Потом сел в автобус, который подвез меня к лайнеру. Дождь барабанил по крыше. Мы взлетели под потоками ливня. Я сидел у окна, но дождь лил с такой силой, что ничего не было видно, когда пилот круто повел самолет вверх. Я машинально полез в карман за сигаретами, но резко отдернул руку. Нет, не стану курить. Ни одной. Мне хотелось проверить, сумею ли я в самом деле выполнить то, что потребовал от меня доктор Бец. Левая нога начала побаливать. Я проглотил две таблетки. Рядом со мной сидела дама с маленьким мальчиком, который внимательно глядел на меня. Наконец он потянул меня за рукав.
— Да, — сказал я. — В чем дело?
— Почему ты плачешь? — спросил малыш.
— Я не плачу.
— Олаф! — одернула малыша мать.
— Но он правда плачет, мамочка!
Я провел ладонью по глазам и заметил, что они влажные.
Я подумал: «Как странно. Я еще никогда в жизни не плакал». И сказал мальчику:
— Это от дождя, понимаешь? Мое лицо намокло под дождем в аэропорту.
Он только посмотрел на меня.
— Ты что — не веришь мне?
— Не верю, — сказал малыш по имени Олаф.
Внизу подо мной расстилалось море, синее, как небо.
Солнце стояло уже низко над горизонтом, но все еще светило, когда мы прибыли в Ниццу. Лайнер подлетел к посадочной полосе со стороны моря, сделав большой разворот. Пока он останавливался и мы выходили, мной владели два сильных чувства: мне было слишком жарко и в то же время очень хорошо на душе. Мне показалось, что я очутился в другом мире. Повсюду в ярком свете солнца все цвело и благоухало. Свет этот был совсем другой, не похожий на тот, который я когда-либо видел в других местах. При всей своей яркости он действовал успокаивающе и был приятен, равно как и ветерок, мягкий и ласковый, словно теплая ванна. И люди здесь тоже были другие, не такие, как в других известных мне местах, — они были веселые, приветливые и держались непринужденно.

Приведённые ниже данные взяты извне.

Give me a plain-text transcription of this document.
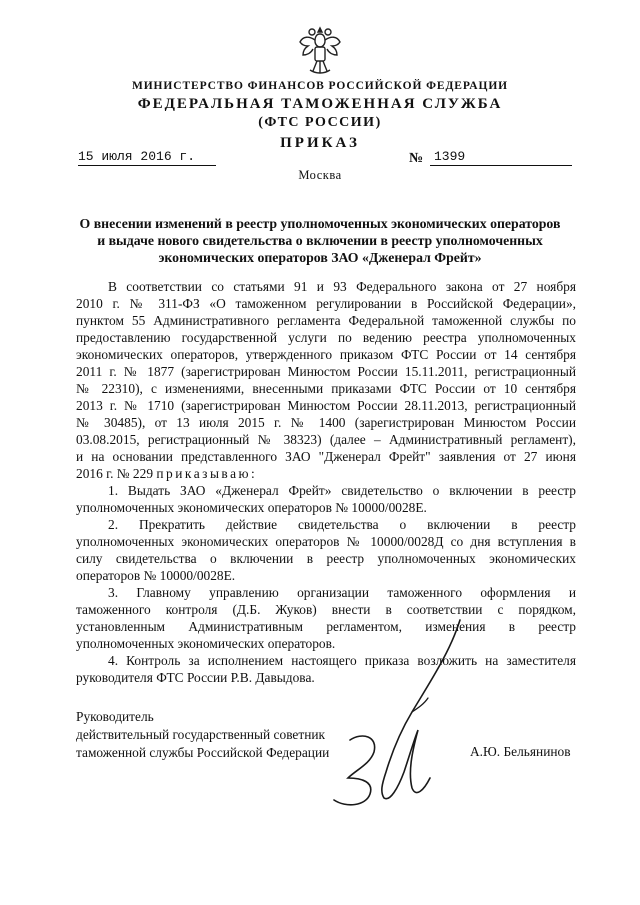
МИНИСТЕРСТВО ФИНАНСОВ РОССИЙСКОЙ ФЕДЕРАЦИИ
ФЕДЕРАЛЬНАЯ ТАМОЖЕННАЯ СЛУЖБА
(ФТС РОССИИ)
ПРИКАЗ
15 июля 2016 г.	№ 1399
Москва
О внесении изменений в реестр уполномоченных экономических операторов
и выдаче нового свидетельства о включении в реестр уполномоченных
экономических операторов ЗАО «Дженерал Фрейт»
В соответствии со статьями 91 и 93 Федерального закона от 27 ноября
2010 г. № 311-ФЗ «О таможенном регулировании в Российской Федерации»,
пунктом 55 Административного регламента Федеральной таможенной службы по
предоставлению государственной услуги по ведению реестра уполномоченных
экономических операторов, утвержденного приказом ФТС России от 14 сентября
2011 г. № 1877 (зарегистрирован Минюстом России 15.11.2011, регистрационный
№ 22310), с изменениями, внесенными приказами ФТС России от 10 сентября
2013 г. № 1710 (зарегистрирован Минюстом России 28.11.2013, регистрационный
№ 30485), от 13 июля 2015 г. № 1400 (зарегистрирован Минюстом России
03.08.2015, регистрационный № 38323) (далее – Административный регламент),
и на основании представленного ЗАО "Дженерал Фрейт" заявления от 27 июня
2016 г. № 229 приказываю:
1. Выдать ЗАО «Дженерал Фрейт» свидетельство о включении в реестр
уполномоченных экономических операторов № 10000/0028Е.
2. Прекратить действие свидетельства о включении в реестр
уполномоченных экономических операторов № 10000/0028Д со дня вступления в
силу свидетельства о включении в реестр уполномоченных экономических
операторов № 10000/0028Е.
3. Главному управлению организации таможенного оформления и
таможенного контроля (Д.Б. Жуков) внести в соответствии с порядком,
установленным Административным регламентом, изменения в реестр
уполномоченных экономических операторов.
4. Контроль за исполнением настоящего приказа возложить на заместителя
руководителя ФТС России Р.В. Давыдова.
Руководитель
действительный государственный советник
таможенной службы Российской Федерации	А.Ю. Бельянинов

Я стоял у ленты транспортера, по которому двигался мой багаж, и несмотря на жару мог дышать всей грудью. Каждый вздох разливался блаженством по всему телу, так что когда я уже ехал в такси по шоссе, извивавшемуся вдоль берега моря, я подумал: «Вот где надо было бы мне жить. Всегда. До самой смерти».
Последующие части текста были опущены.